Like any institution, the media must balance the interests
of several constituents whose interests often conflict. A democratic
society, however, requires media that place the public interest first.
When the press places corporate interests ahead of the public’s, democracy
suffers from a distorted supply of information. Yet the media’s refusal
to acknowledge the public health risks of an advertiser’s product has even
more serious implications than its effect on public policy: it endangers
lives. And the number of lives affected by psychotropic drugs is
substantial and growing—one study estimates that six
percent of Americans have taken Prozac alone. Society needs the
media to act as a watchdog: to provide factual information that counteracts
the billions of dollars corporations spend promoting potentially dangerous
products. Instead, the media too often respond to the economic pressure
to protect advertisers.
The Littleton shootings provided an important test of the media’s ability
to fend off advertiser influence: a teenager who shot and killed several
classmates had been taking a drug that The Clinical Handbook of Psychotropic
Drugs itself warns may cause violent behavior. Despite the widespread
availability of this information, the media largely ignored it in favor
of less verifiable explanations.
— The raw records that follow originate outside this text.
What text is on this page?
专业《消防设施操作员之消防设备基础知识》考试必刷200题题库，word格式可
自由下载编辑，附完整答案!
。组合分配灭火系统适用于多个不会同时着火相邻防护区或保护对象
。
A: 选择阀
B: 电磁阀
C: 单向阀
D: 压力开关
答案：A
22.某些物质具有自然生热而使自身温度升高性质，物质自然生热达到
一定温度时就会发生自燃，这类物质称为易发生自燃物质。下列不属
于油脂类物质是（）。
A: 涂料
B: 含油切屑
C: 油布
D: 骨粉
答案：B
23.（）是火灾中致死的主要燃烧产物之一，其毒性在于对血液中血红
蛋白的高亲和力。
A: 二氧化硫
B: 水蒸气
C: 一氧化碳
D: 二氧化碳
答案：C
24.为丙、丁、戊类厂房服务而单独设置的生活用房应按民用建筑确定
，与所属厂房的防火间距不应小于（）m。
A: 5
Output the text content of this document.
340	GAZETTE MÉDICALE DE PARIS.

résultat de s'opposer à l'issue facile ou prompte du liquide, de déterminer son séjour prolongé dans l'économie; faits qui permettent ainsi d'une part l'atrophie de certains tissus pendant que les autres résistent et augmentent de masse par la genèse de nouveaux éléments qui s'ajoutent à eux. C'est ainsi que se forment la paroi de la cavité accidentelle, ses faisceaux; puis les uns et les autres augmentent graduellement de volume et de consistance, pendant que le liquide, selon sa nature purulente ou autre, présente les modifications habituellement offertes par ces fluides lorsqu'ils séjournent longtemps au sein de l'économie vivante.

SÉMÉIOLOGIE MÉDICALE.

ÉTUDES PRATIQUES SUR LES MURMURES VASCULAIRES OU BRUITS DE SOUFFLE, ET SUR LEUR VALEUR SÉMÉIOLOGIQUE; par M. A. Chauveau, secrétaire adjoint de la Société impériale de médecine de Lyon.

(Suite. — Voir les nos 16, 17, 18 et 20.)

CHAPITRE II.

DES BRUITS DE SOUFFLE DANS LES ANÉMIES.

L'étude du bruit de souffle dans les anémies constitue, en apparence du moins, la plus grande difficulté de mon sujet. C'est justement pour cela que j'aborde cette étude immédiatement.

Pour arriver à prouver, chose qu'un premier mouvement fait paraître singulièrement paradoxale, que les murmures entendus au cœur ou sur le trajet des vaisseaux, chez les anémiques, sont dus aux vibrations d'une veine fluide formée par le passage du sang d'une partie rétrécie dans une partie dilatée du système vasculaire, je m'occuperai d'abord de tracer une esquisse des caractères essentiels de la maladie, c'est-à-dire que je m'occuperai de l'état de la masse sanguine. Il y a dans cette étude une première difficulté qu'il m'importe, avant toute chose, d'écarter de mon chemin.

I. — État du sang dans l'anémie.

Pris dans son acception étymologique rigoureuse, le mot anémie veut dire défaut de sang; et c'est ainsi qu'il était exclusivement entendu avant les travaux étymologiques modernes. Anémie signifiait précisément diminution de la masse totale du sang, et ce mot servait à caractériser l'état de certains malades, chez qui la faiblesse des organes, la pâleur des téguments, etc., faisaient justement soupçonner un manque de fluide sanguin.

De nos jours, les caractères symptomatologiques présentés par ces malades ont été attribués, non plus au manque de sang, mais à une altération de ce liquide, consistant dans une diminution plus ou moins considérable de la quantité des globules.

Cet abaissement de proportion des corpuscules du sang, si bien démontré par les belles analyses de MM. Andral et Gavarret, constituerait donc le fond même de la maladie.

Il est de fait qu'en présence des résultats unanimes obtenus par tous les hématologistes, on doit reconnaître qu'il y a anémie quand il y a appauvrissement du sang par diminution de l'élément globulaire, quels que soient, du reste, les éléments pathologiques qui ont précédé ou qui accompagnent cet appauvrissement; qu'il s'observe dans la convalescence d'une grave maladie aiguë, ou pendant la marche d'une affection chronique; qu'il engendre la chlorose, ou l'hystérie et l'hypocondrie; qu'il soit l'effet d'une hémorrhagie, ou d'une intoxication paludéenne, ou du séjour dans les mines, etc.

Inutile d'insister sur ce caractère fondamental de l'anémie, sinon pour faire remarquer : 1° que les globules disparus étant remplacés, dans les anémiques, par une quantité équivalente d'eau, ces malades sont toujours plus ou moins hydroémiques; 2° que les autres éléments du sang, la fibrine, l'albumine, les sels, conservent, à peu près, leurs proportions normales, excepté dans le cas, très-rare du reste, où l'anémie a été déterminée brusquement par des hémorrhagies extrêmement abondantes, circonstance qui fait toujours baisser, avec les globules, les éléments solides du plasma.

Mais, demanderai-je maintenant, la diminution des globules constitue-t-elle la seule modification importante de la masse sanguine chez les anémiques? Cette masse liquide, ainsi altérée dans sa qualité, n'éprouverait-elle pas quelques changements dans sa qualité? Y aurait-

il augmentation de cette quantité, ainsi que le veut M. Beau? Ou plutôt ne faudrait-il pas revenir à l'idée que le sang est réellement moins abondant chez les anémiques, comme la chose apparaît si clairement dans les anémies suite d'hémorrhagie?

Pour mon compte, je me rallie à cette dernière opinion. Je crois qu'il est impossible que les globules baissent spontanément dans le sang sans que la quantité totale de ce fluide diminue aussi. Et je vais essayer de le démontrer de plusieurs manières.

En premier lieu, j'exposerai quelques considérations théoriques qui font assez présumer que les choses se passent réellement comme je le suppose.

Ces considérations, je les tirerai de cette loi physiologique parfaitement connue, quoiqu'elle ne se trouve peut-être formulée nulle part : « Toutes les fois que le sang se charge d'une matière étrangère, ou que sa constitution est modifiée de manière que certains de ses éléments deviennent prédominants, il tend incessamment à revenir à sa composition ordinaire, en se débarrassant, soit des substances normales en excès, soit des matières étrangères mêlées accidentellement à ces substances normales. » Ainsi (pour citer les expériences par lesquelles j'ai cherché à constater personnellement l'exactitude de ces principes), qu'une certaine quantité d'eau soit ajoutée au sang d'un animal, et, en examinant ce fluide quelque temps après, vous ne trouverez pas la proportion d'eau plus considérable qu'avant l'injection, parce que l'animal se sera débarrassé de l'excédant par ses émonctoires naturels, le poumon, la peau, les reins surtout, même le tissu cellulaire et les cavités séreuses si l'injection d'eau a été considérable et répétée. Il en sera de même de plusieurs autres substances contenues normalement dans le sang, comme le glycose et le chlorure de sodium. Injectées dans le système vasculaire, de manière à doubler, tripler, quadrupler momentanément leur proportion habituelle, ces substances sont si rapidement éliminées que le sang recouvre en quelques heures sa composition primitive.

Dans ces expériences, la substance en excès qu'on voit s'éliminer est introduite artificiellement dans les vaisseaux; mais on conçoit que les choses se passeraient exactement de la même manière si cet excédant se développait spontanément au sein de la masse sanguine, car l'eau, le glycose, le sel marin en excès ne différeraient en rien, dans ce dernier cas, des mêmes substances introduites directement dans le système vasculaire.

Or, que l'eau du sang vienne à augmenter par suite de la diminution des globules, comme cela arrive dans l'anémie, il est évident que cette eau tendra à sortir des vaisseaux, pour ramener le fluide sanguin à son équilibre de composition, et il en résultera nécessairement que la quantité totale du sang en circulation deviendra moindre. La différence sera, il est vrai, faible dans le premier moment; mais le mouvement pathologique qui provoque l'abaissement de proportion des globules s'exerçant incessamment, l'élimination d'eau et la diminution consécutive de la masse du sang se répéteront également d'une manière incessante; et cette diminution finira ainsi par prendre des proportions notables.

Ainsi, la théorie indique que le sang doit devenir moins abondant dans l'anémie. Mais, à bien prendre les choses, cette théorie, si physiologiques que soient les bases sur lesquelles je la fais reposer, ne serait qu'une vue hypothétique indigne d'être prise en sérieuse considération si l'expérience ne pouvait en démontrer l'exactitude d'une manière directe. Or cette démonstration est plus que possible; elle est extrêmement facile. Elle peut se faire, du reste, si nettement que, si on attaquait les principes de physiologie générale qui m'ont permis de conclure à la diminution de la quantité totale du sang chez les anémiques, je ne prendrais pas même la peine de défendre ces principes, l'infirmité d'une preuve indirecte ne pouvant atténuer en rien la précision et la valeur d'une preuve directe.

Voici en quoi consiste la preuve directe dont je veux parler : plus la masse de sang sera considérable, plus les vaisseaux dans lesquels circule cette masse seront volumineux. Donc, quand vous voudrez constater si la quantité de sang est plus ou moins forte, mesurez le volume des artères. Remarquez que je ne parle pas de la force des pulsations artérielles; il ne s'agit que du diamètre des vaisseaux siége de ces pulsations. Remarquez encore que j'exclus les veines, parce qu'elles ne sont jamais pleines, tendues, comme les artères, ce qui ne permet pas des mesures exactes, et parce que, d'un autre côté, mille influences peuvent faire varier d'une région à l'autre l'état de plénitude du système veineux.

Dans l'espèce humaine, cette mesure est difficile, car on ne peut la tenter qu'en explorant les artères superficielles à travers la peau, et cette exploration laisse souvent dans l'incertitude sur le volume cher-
Because so few publications discussed
Luvox at all, a direct link between advertising and poor coverage eludes
statistical validation. Advertiser influence, however, remains the
most likely explanation in the context of greater pharmaceutical advertising
corresponding to more positive coverage as the 1990s progressed.
A system in which lessened the media’s financial dependence on advertisers
would do much to alleviate these pressures. This analysis suggests
not only democracy, but public health is at stake as pharmaceutical companies
unleash ever more “wonder drugs” on the market without divulging the risks.